As part of its response to the impending economic crisis Labour yesterday announced changes to it planned expenditure on roading.   Like Act they recognise a good idea when someone else has it and appear to have drawn heavily from the Greens:

An enhancement of the existing Financial Assistance Rate for funding local roading would be available for those regions in need of additional economic stimulus to enable them to bring forward projects such as:

  • providing dedicated road space for public transport or other extended passenger transport services
  • additional walking and cycling facilities
  • street lighting upgrades to improve both energy efficiency and safety
  • footpath renewals
  • local road maintenance

Their dictation of our policy can’t have been 100 percent though because they missed a few details. We’re not increasing Financial Assistance Rates rates for local road maintenance, and we’re suggesting rolling out the changes nationwide, not on a bureaucracy-intensive case-by-case basis.

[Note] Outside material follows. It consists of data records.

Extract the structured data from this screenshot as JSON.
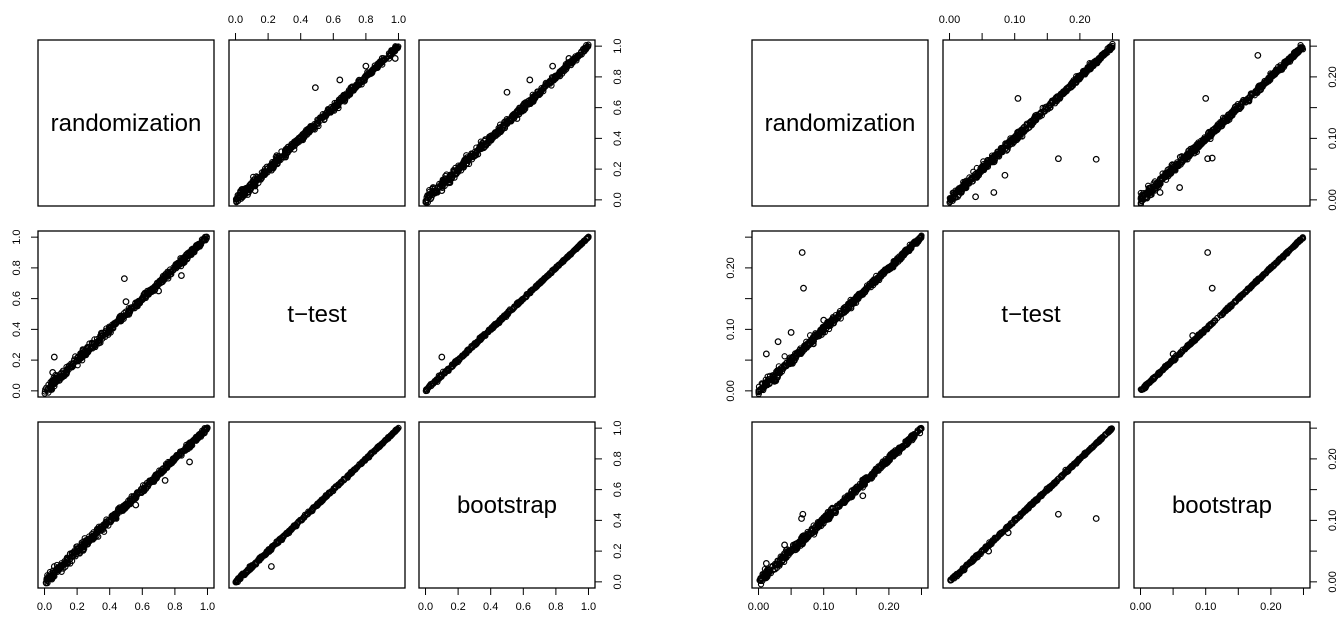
{
  "chart_data": [
    {
      "type": "scatter",
      "subtype": "pairs-matrix",
      "variables": [
        "randomization",
        "t−test",
        "bootstrap"
      ],
      "axis_range": [
        0,
        1
      ],
      "ticks": [
        0.0,
        0.2,
        0.4,
        0.6,
        0.8,
        1.0
      ],
      "tick_labels": [
        "0.0",
        "0.2",
        "0.4",
        "0.6",
        "0.8",
        "1.0"
      ],
      "grid": false,
      "point_style": "open-circle",
      "pairs": [
        {
          "x_var": "t−test",
          "y_var": "randomization",
          "trend": "y≈x, dense",
          "outliers": [
            [
              0.08,
              0.05
            ],
            [
              0.12,
              0.06
            ],
            [
              0.49,
              0.73
            ],
            [
              0.64,
              0.78
            ],
            [
              0.8,
              0.87
            ],
            [
              0.9,
              0.92
            ],
            [
              0.98,
              0.92
            ]
          ]
        },
        {
          "x_var": "bootstrap",
          "y_var": "randomization",
          "trend": "y≈x, dense",
          "outliers": [
            [
              0.1,
              0.06
            ],
            [
              0.64,
              0.78
            ],
            [
              0.78,
              0.87
            ],
            [
              0.88,
              0.92
            ],
            [
              0.5,
              0.7
            ]
          ]
        },
        {
          "x_var": "randomization",
          "y_var": "t−test",
          "trend": "y≈x, dense",
          "outliers": [
            [
              0.05,
              0.12
            ],
            [
              0.06,
              0.22
            ],
            [
              0.49,
              0.73
            ],
            [
              0.7,
              0.65
            ],
            [
              0.84,
              0.75
            ],
            [
              0.92,
              0.92
            ],
            [
              0.5,
              0.58
            ]
          ]
        },
        {
          "x_var": "bootstrap",
          "y_var": "t−test",
          "trend": "y=x, tight",
          "outliers": [
            [
              0.1,
              0.22
            ]
          ]
        },
        {
          "x_var": "randomization",
          "y_var": "bootstrap",
          "trend": "y≈x, dense",
          "outliers": [
            [
              0.06,
              0.1
            ],
            [
              0.56,
              0.5
            ],
            [
              0.74,
              0.66
            ],
            [
              0.89,
              0.78
            ],
            [
              0.93,
              0.92
            ]
          ]
        },
        {
          "x_var": "t−test",
          "y_var": "bootstrap",
          "trend": "y=x, tight",
          "outliers": [
            [
              0.22,
              0.1
            ],
            [
              0.5,
              0.5
            ]
          ]
        }
      ]
    },
    {
      "type": "scatter",
      "subtype": "pairs-matrix",
      "variables": [
        "randomization",
        "t−test",
        "bootstrap"
      ],
      "axis_range": [
        0,
        0.25
      ],
      "ticks": [
        0.0,
        0.05,
        0.1,
        0.15,
        0.2,
        0.25
      ],
      "tick_labels": [
        "0.00",
        "",
        "0.10",
        "",
        "0.20",
        ""
      ],
      "grid": false,
      "point_style": "open-circle",
      "pairs": [
        {
          "x_var": "t−test",
          "y_var": "randomization",
          "trend": "y≈x, dense",
          "outliers": [
            [
              0.167,
              0.067
            ],
            [
              0.225,
              0.066
            ],
            [
              0.068,
              0.012
            ],
            [
              0.04,
              0.005
            ],
            [
              0.085,
              0.04
            ],
            [
              0.105,
              0.165
            ]
          ]
        },
        {
          "x_var": "bootstrap",
          "y_var": "randomization",
          "trend": "y≈x, dense",
          "outliers": [
            [
              0.103,
              0.067
            ],
            [
              0.11,
              0.068
            ],
            [
              0.03,
              0.012
            ],
            [
              0.06,
              0.02
            ],
            [
              0.1,
              0.165
            ],
            [
              0.18,
              0.235
            ]
          ]
        },
        {
          "x_var": "randomization",
          "y_var": "t−test",
          "trend": "y≈x, dense",
          "outliers": [
            [
              0.067,
              0.225
            ],
            [
              0.069,
              0.167
            ],
            [
              0.03,
              0.08
            ],
            [
              0.012,
              0.06
            ],
            [
              0.05,
              0.095
            ],
            [
              0.1,
              0.115
            ]
          ]
        },
        {
          "x_var": "bootstrap",
          "y_var": "t−test",
          "trend": "y≈x, tight",
          "outliers": [
            [
              0.103,
              0.225
            ],
            [
              0.11,
              0.167
            ],
            [
              0.05,
              0.06
            ],
            [
              0.08,
              0.09
            ]
          ]
        },
        {
          "x_var": "randomization",
          "y_var": "bootstrap",
          "trend": "y≈x, dense",
          "outliers": [
            [
              0.066,
              0.103
            ],
            [
              0.068,
              0.11
            ],
            [
              0.012,
              0.03
            ],
            [
              0.04,
              0.06
            ],
            [
              0.16,
              0.14
            ]
          ]
        },
        {
          "x_var": "t−test",
          "y_var": "bootstrap",
          "trend": "y≈x, tight",
          "outliers": [
            [
              0.167,
              0.11
            ],
            [
              0.225,
              0.103
            ],
            [
              0.06,
              0.05
            ],
            [
              0.09,
              0.08
            ]
          ]
        }
      ]
    }
  ]
}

For more information on Labour’s transport policy going forward, please click here.

3 thoughts on “Labour plans to invest in transport look familiar

  1. Scott, The best proof of your argument is the Chch ring road, most of which is designated as State Highway. You need to drive this route, preferably a few days after a decent frost, to understand just what can happen to a road that is inadequately maintained or pushed well beyond it’s pavement design life in the vain hope that a little extra funding for a realignment will be approved instead of rebuilding on a substandard alignment. The section north of the oxidation ponds has a 70km/h limit instead of 80 solely because of the magnitude vertical movements created by the pavement irregularities in a sweeping s-bend.

  2. Yes why shouldn’t road users pay the full cost of road maintenance?

    Of course I forgot, you’re going to neglect road maintenance by spending two-thirds of the NLTF on public transport, even though 40% of the current budget is road maintenance – a few bridges falling down and potholed roads will put off people driving right?

  3. “We’re not increasing Financial Assistance Rates rates for local road maintenance”

    Why not? It’s what most Dictrict Councils spend most of their rates money on. Stock trucks, logging trucks and milk tankers pay a fortune in RUCs when travelling on country roads yet only half that money gets passed on to the local councils.